Staunton, Apr. 20 – The war in Ukraine has proved a godsend for Russia’s major timber companies. They no longer follow environmental standards required to export wood to Europe or even Russian laws protecting some ancient forests, and the Kremlin has helped by closing down or restricting the activity of all independent environmental defense organizations.
Putin’s war in Ukraine is having a negative impact on ever more aspects of life in Russia, and the Kremlin leader is doing his best to justify what is going on by blaming outsiders and at the same time making it more difficult for people to learn the truth by repressing those who seek to report it.
Nowhere is this pattern more obvious and more likely to have long term consequences for the country and indeed the world than in what has happened to the forests of the Russian Federation and to those organizations which have long tried to defend these natural resources for the future.
When the EU stopped importing Russian timber products, Russian firms no longer felt compelled to live up to the standards the EU requires and began cutting down old growth forests across the Russian North, ending what had been a moratorium on such activities that had been in place for several years.
According to some observers, one major firm alone has now harvested wood on 1.5 million hectares of land, destroying natural habitats, making flooding more likely, and opening the land to criminal activities of various kinds (istories.media/stories/2023/04/20/ekologiya-voennogo-vremeni/).
The Kremlin has justified all this by talking about “sovereign ecology,” a concept that suggests any country can do anything it wants to the environment. And to allow that to happen in Russia without interference, Moscow has closed numerous environmental groups it doesn’t control and converted the rest into pocket organizations which do the regime’s bidding.

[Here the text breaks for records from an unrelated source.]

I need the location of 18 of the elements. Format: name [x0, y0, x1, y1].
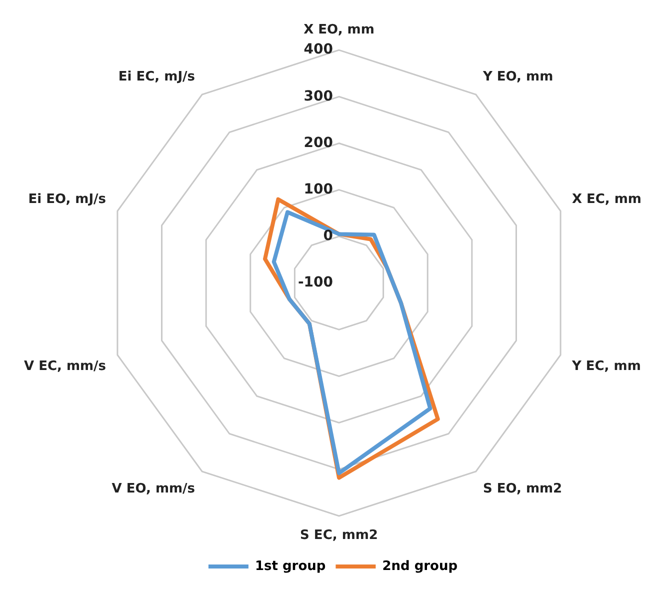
legend-label: 2nd group [382, 558, 458, 574]
y-tick-label: 200 [304, 134, 334, 151]
spoke-label: S EC, mm2 [300, 528, 378, 544]
spoke-label: Y EC, mm [570, 358, 641, 374]
spoke-label: X EO, mm [304, 22, 374, 38]
spoke-label: V EO, mm/s [112, 481, 196, 496]
y-tick-label: 0 [323, 228, 334, 244]
spoke-label: X EC, mm [572, 192, 642, 207]
y-tick-label: 100 [304, 181, 334, 198]
y-tick-label: 300 [304, 88, 334, 104]
spoke-label: Ei EO, mJ/s [28, 192, 106, 207]
y-tick-label: 400 [304, 42, 334, 58]
spoke-label: S EO, mm2 [482, 481, 562, 496]
spoke-label: Y EO, mm [482, 69, 554, 84]
y-tick-label: -100 [298, 274, 334, 291]
spoke-label: Ei EC, mJ/s [118, 69, 196, 84]
legend-label: 1st group [254, 558, 326, 574]
spoke-label: V EC, mm/s [24, 358, 106, 374]
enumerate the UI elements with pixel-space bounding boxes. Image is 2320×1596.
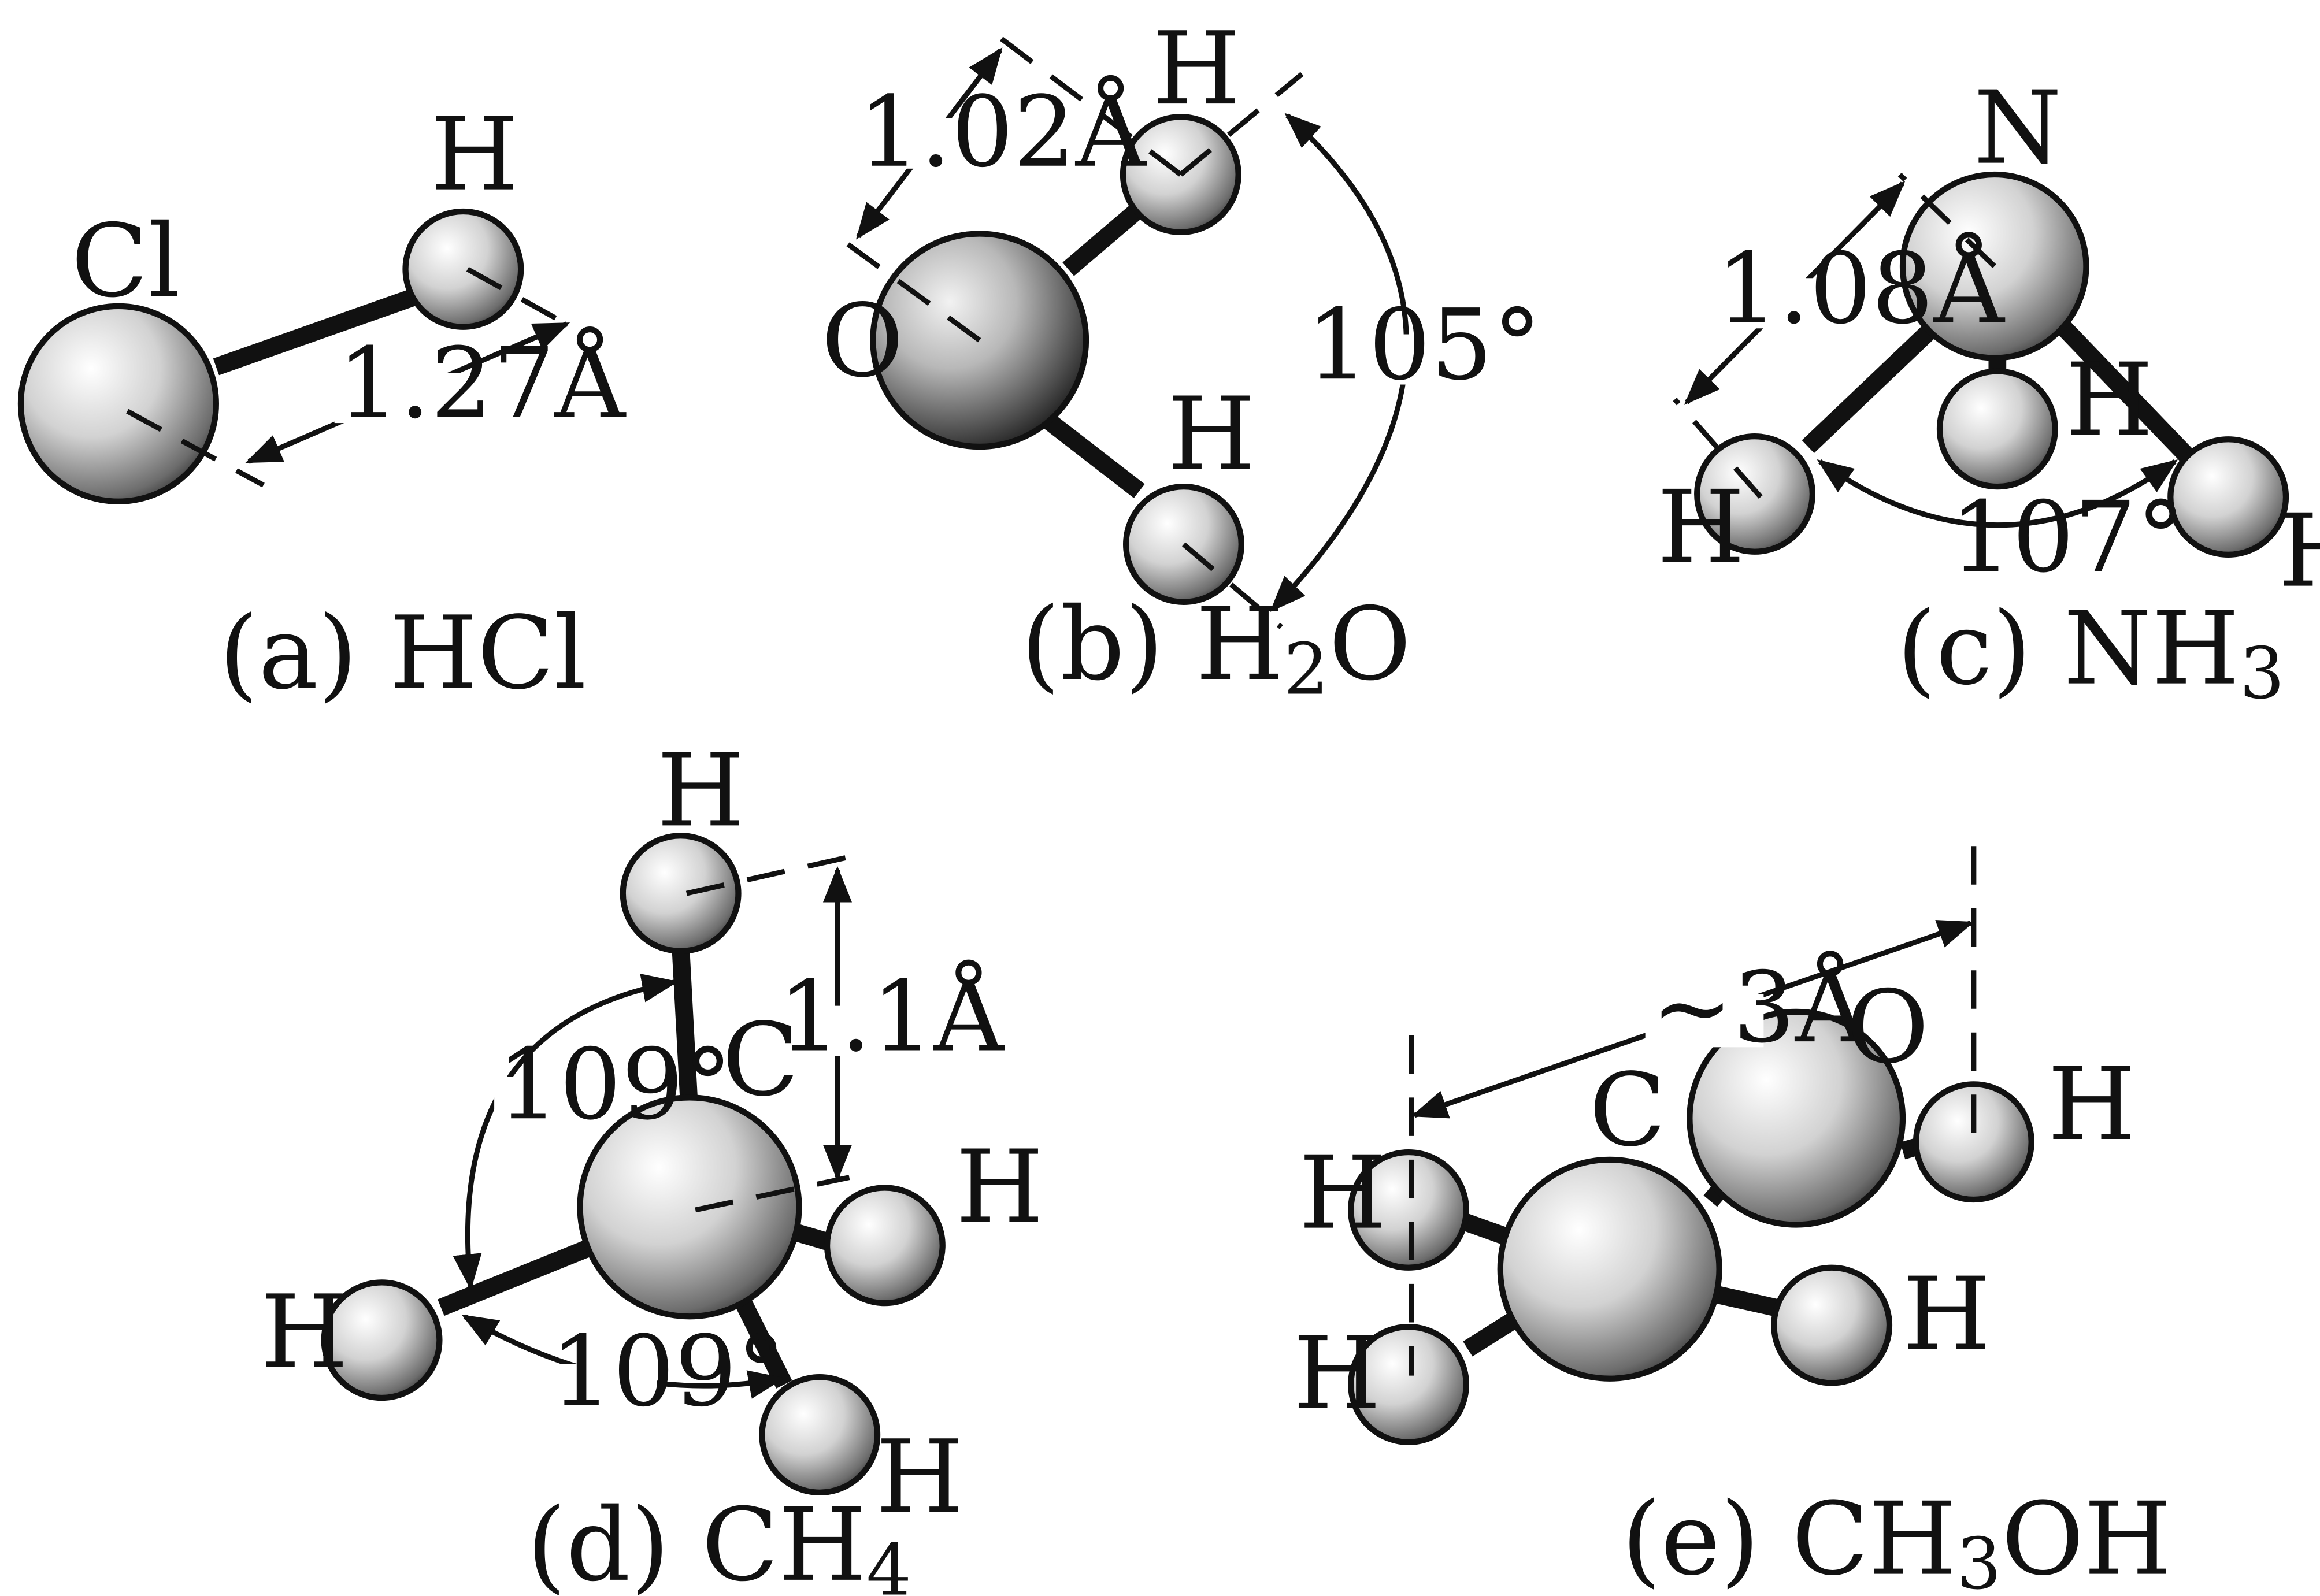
- bond-length-label-hcl: 1.27Å: [338, 326, 627, 440]
- caption-h2o: (b) H2O: [1021, 586, 1411, 711]
- bond-length-label-h2o: 1.02Å: [858, 75, 1147, 189]
- dash-h-center: [466, 266, 576, 331]
- caption-nh3: (c) NH3: [1897, 591, 2285, 715]
- bond-n-h3: [2035, 298, 2193, 462]
- atom-h-top: [620, 833, 742, 955]
- caption-ch3oh: (e) CH3OH: [1622, 1481, 2172, 1596]
- molecule-ch4: 1.1Å 109° 109° C H H H H (d) CH4: [261, 732, 1044, 1596]
- atom-h2: [1936, 368, 2058, 490]
- atom-label-c: C: [1589, 1052, 1666, 1169]
- molecule-nh3: 1.08Å 107° N H H H (c) NH3: [1657, 70, 2320, 715]
- dash-h2-right: [1182, 542, 1283, 629]
- atom-h-right: [824, 1185, 946, 1307]
- dash-h-top: [685, 852, 859, 896]
- bond-n-h1: [1802, 322, 1939, 454]
- bond-o-h2: [1042, 413, 1145, 498]
- atom-label-h-right: H: [956, 1129, 1044, 1246]
- caption-hcl: (a) HCl: [219, 595, 587, 712]
- dash-h1-upper: [984, 24, 1183, 177]
- atom-c: [1497, 1156, 1722, 1382]
- atom-label-c: C: [722, 1001, 799, 1119]
- atom-h3: [2167, 436, 2289, 558]
- atom-h-upper-left: [1348, 1149, 1469, 1271]
- atom-label-h2: H: [1168, 376, 1255, 493]
- angle-arc-nh3: [1817, 459, 2178, 528]
- bond-length-label-nh3: 1.08Å: [1716, 232, 2005, 346]
- atom-label-cl: Cl: [71, 203, 180, 320]
- atom-h-lower-left: [1348, 1324, 1469, 1445]
- atom-label-h-bottom: H: [876, 1419, 964, 1536]
- atom-h-left: [321, 1279, 443, 1401]
- atom-label-h: H: [431, 96, 518, 214]
- molecule-ch3oh: ~3Å C O H H H H (e) CH3OH: [1293, 846, 2171, 1596]
- dash-h1-center: [1673, 398, 1763, 499]
- bond-angle-label-ch4-lower: 109°: [550, 1315, 785, 1428]
- atom-label-h-upper-left: H: [1299, 1135, 1387, 1252]
- atom-label-h2: H: [2066, 342, 2154, 459]
- dash-c-center: [695, 1175, 850, 1213]
- atom-label-h3: H: [2278, 493, 2320, 610]
- atom-label-h-lower-left: H: [1293, 1315, 1381, 1432]
- bond-angle-label-ch4-upper: 109°: [497, 1027, 732, 1141]
- bond-c-h-left: [438, 1237, 598, 1316]
- atom-label-n: N: [1974, 70, 2062, 187]
- atom-label-h-oh: H: [2048, 1046, 2136, 1163]
- bond-angle-label-h2o: 105°: [1306, 288, 1541, 402]
- dash-h1-right: [1178, 72, 1304, 177]
- dash-cl-center: [126, 409, 265, 488]
- length-label-ch3oh: ~3Å: [1651, 951, 1867, 1064]
- atom-label-h-left: H: [261, 1274, 349, 1391]
- atom-label-h-lower-right: H: [1903, 1256, 1991, 1374]
- bond-c-h-top: [672, 946, 699, 1113]
- atom-cl: [17, 303, 219, 504]
- bond-length-label-ch4: 1.1Å: [779, 959, 1006, 1073]
- bond-c-h-upper-left: [1462, 1213, 1510, 1245]
- molecule-hcl: Cl H 1.27Å (a) HCl: [17, 96, 627, 712]
- caption-ch4: (d) CH4: [527, 1487, 911, 1596]
- atom-h-bottom: [759, 1374, 881, 1495]
- dash-o-center: [836, 234, 981, 343]
- atom-label-h-top: H: [657, 732, 745, 849]
- molecule-h2o: 1.02Å 105° O H H (b) H2O: [821, 10, 1542, 710]
- atom-label-h1: H: [1657, 469, 1745, 587]
- atom-h-lower-right: [1771, 1264, 1893, 1386]
- atom-h: [402, 208, 524, 330]
- atom-label-o: O: [821, 283, 904, 400]
- atom-label-o: O: [1847, 969, 1929, 1086]
- dash-n-center: [1897, 172, 1996, 268]
- bond-angle-label-nh3: 107°: [1950, 480, 2185, 594]
- atom-label-h1: H: [1152, 10, 1240, 128]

Last year, the Russian justice ministry labeled four environmental groups foreign agents – Friends of the Baltic, Arkhangelsk’s Movement 42, Sakhalin Ecological Watch, and the Center for Preservation and Study of Fish and Fish Habitats. Shortly after that, all four of these groups were closed.
Now, Moscow is moving more broadly. In the last month, it has labeled Norway’s Bellona Organization an undesirable group (thebarentsobserver.com/en/life-and-public/2023/04/russia-labels-bellona-undesirable-organization) and declared the World Wildlife Fund a foreign agent (russian.eurasianet.org/россия-кремль-расправляется-с-экологами-под-лозунгом-«суверенной-природоохраны»).
The Putin regime clearly believes that it can do what it wants in this sphere and that if no one knows about it, Moscow won’t suffer any consequences for its aggression against the environment.